Vinhas Antigas Branco 2017, Maior intensidade e complexidade aromatica que o colheita, com notas frutadas e florais. Nariz muito mineral. Bom volume de boca, de corpo médio e com muita frescura. Acidez crocante. Final longo. Um vinho que apetece beber. Muito bem. 13,90€.

Vinhas Antigas Tinto 2017, fresco com notas lácteas e muita fruta preta de bosque. Boa estrutura, com densidade, mas sempre com pouca extração e taninos firmes, mas finos o que o torna fácil de beber com prazer. Intenso, apesar de lhe faltar aquela maior estrutura que muitas vezes associamos a vinhas velhas duriense. Excelente companheiro à mesa. 13,90€.

Em suma, um belo projeto a solo de João Silva e Sousa, onde os Bota Velha colheita se mostram vinhos muito corretos, enquanto os Vinhas Antigas são as verdadeiras "estrelas da companhia" e creio que crescerão em garrafa.

Sérgio Lopes

quarta-feira, 24 de outubro de 2018

Novidade: Terrunho Alvarinho 2017


José Domingues é um enólogo da região de Monção e Melgaço, que há vários anos tem créditos firmados na região, trabalhando com mestria a casta Alvarinho. Projetos como a Provam (Portal do Fidalgo; Vinha Antiga), a Quinta de Santiago, onde esteve na génese do projeto, ou mais recentemente o Solar de Serrade, onde aceitou o desafio de potenciar esta marca tradicional da região, dando ainda apoio a pequenos produtores, aqui ou ali. É um homem generoso, humilde e que sempre teve o sonho de lançar o seu vinho  em nome próprio.

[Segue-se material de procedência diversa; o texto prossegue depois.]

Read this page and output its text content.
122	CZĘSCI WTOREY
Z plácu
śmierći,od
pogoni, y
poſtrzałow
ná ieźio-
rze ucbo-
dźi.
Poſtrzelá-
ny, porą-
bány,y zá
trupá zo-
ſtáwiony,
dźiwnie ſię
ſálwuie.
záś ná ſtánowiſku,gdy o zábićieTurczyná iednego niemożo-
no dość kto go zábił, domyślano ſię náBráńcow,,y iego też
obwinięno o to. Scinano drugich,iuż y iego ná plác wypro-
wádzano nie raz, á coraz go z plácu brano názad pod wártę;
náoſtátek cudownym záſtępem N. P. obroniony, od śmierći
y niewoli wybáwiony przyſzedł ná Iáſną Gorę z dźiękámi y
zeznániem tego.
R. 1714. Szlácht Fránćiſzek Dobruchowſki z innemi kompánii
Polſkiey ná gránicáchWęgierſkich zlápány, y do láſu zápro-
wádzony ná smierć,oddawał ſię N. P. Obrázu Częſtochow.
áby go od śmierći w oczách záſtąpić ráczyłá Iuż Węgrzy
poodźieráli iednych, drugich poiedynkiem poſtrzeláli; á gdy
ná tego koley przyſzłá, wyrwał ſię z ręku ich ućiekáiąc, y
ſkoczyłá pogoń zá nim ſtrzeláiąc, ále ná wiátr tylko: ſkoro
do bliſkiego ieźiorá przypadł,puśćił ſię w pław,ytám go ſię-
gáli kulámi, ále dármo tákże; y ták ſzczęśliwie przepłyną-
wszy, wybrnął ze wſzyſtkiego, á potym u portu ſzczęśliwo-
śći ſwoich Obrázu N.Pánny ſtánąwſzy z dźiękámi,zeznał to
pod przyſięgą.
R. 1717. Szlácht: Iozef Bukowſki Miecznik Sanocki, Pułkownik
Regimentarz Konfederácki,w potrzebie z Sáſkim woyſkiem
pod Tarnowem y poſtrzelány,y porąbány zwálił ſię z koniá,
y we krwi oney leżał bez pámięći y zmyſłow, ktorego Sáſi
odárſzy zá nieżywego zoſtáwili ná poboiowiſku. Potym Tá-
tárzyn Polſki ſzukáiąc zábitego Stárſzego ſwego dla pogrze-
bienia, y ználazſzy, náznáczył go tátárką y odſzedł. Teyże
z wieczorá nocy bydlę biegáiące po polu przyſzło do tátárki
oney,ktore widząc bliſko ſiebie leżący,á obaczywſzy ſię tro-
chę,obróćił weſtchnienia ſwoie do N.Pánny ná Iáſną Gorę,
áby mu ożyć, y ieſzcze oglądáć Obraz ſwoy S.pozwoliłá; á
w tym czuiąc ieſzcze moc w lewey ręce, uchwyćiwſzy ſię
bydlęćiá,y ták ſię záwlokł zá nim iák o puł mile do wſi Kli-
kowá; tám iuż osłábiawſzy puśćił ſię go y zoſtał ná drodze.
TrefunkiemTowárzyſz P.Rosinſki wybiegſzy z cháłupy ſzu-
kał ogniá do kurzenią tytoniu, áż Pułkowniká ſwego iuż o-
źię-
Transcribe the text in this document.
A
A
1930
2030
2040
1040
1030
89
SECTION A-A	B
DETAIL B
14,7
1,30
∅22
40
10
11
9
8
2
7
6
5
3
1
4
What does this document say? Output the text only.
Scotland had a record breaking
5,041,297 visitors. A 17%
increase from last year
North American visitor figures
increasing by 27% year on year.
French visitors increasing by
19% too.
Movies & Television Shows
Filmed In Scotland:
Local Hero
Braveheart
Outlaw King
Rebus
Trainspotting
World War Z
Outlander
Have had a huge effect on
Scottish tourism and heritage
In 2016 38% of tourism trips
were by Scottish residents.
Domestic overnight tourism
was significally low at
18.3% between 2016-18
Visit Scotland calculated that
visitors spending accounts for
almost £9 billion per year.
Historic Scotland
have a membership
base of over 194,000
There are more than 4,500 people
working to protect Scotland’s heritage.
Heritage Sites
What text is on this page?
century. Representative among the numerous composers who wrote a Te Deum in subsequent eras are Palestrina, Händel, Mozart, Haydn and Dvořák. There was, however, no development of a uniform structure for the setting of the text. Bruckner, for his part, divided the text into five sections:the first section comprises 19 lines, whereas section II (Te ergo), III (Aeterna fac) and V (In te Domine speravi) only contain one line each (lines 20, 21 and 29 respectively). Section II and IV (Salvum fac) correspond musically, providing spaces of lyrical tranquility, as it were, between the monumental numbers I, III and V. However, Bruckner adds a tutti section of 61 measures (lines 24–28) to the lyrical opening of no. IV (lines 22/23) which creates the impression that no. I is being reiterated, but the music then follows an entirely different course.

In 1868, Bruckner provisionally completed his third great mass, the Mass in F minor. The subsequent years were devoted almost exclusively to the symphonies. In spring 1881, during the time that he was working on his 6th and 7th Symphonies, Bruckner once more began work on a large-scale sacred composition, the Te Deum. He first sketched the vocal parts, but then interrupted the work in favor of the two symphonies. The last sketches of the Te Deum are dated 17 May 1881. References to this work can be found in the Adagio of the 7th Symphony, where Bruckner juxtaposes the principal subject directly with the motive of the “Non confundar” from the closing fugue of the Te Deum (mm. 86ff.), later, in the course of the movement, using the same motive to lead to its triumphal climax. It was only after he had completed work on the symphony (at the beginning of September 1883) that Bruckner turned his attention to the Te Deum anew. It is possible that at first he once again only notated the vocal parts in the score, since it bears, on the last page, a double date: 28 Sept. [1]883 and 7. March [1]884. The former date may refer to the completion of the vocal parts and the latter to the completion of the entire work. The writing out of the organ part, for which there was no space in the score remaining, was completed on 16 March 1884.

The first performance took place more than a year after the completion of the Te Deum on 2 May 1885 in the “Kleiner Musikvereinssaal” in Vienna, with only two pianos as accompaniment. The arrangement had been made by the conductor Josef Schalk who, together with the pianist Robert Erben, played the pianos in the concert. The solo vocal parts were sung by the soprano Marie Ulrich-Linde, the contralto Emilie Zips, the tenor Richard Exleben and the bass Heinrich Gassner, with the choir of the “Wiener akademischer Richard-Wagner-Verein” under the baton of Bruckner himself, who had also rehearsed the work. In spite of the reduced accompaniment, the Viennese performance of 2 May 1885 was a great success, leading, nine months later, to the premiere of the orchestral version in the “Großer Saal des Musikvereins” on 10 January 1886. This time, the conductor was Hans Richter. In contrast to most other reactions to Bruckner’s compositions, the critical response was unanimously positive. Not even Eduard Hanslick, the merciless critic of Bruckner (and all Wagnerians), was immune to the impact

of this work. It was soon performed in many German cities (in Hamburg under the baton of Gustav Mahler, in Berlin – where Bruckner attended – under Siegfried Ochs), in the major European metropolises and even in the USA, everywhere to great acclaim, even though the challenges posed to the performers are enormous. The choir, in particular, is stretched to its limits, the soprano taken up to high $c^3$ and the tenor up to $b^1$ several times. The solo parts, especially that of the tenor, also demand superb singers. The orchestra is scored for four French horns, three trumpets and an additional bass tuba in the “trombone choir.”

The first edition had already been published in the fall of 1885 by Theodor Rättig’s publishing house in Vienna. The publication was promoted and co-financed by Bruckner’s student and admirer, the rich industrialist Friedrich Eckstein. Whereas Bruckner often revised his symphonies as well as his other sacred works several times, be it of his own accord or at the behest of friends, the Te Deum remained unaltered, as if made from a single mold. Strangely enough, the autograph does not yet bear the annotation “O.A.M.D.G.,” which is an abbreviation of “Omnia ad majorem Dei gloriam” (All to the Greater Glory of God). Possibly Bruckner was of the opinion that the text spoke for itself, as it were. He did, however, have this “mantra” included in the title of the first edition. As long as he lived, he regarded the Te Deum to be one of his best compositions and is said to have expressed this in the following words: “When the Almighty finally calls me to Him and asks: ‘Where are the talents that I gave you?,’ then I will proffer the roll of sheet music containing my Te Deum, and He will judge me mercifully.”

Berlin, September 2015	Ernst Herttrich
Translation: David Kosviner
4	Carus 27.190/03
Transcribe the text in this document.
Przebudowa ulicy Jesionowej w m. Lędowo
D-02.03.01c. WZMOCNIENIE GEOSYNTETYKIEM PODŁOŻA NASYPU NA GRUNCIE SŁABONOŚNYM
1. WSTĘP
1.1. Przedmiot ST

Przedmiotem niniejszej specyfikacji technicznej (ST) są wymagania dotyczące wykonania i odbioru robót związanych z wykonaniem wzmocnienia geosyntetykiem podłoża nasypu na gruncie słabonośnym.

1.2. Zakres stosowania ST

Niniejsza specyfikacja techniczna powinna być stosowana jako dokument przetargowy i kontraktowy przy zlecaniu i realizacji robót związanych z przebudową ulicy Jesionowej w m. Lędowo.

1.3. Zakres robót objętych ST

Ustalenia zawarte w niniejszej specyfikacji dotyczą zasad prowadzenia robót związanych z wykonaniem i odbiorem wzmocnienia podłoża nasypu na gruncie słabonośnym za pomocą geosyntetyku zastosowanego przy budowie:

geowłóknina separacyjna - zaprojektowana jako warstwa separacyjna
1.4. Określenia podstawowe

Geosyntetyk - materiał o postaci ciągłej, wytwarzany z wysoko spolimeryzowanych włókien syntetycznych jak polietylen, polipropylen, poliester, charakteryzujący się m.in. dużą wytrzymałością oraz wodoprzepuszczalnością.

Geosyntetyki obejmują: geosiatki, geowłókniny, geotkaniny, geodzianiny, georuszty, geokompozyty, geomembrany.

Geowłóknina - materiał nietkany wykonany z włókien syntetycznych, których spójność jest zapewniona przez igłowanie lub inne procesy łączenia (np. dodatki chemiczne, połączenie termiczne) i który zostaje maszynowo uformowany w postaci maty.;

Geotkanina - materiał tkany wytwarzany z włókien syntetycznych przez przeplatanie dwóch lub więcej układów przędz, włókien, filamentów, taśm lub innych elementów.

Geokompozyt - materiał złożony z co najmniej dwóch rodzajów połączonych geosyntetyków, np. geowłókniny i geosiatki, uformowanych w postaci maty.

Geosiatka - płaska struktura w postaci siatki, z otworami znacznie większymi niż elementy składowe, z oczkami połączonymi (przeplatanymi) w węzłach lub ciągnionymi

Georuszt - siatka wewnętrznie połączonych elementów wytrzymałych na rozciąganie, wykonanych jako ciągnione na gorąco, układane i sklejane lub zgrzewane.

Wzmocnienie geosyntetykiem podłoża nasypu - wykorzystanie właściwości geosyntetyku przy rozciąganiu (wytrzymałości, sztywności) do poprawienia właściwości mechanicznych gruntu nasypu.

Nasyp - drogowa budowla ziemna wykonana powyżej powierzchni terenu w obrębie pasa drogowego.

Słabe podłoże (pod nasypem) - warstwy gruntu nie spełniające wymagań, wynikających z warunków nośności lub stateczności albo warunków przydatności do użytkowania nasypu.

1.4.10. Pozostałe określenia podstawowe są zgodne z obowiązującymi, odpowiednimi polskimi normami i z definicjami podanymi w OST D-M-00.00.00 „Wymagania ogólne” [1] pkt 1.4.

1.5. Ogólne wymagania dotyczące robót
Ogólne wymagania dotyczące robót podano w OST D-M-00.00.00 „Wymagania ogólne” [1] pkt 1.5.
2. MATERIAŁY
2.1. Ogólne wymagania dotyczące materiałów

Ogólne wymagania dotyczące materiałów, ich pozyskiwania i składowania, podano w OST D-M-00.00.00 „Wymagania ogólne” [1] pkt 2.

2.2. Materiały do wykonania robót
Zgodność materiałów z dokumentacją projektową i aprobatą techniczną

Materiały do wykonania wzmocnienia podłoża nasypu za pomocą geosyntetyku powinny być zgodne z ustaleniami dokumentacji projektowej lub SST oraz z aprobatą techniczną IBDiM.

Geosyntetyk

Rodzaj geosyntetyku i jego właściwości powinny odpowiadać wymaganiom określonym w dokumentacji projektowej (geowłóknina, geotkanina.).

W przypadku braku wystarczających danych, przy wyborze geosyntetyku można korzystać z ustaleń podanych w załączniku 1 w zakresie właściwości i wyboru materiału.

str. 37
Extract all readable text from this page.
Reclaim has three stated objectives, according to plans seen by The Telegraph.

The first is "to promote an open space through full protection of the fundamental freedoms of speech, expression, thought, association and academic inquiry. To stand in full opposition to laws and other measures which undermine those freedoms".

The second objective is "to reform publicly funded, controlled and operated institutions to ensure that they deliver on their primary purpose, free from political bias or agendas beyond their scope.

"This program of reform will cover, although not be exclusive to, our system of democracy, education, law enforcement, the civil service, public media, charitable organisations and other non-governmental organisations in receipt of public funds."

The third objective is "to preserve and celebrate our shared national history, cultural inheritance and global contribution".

Ora, ele aqui está - o Terrunho "land & soul" 2017, feito exclusivamente de alvarinho e que pretende ser a visão do enólogo sobre o terroir (Terrunho) da sub-região de Melgaço e Monção. As uvas provêm de parcelas plantadas em encosta a 225 metros de altitude, com influência marítima, exposição protegida entre dois vales e o terroir singular de Monção. Apenas 10% do vinho passa por madeira, com 7 meses de estágio sobre as borras totais e 5 meses de battonage.

O resultado é um vinho branco, alvarinho, que entra diretamente para o grupo do que de melhor se faz na região. Nariz muito mineral, puro e afinado, complexo, com notas frutadas citrinas, algum vegetal, salinidade e muita frescura. Boca séria, com precisao, madeira superiormente integrada que eleva a casta Alvarinho e lhe confere um optimo volume de boca, apesar de elegante. Acidez crocante e untuosidade, num final seco e longo. Grande estreia! Apenas 3000 garrafas e 50 magnums produzidas. PVP: 22€. Disponibilidade: Garrafeiras.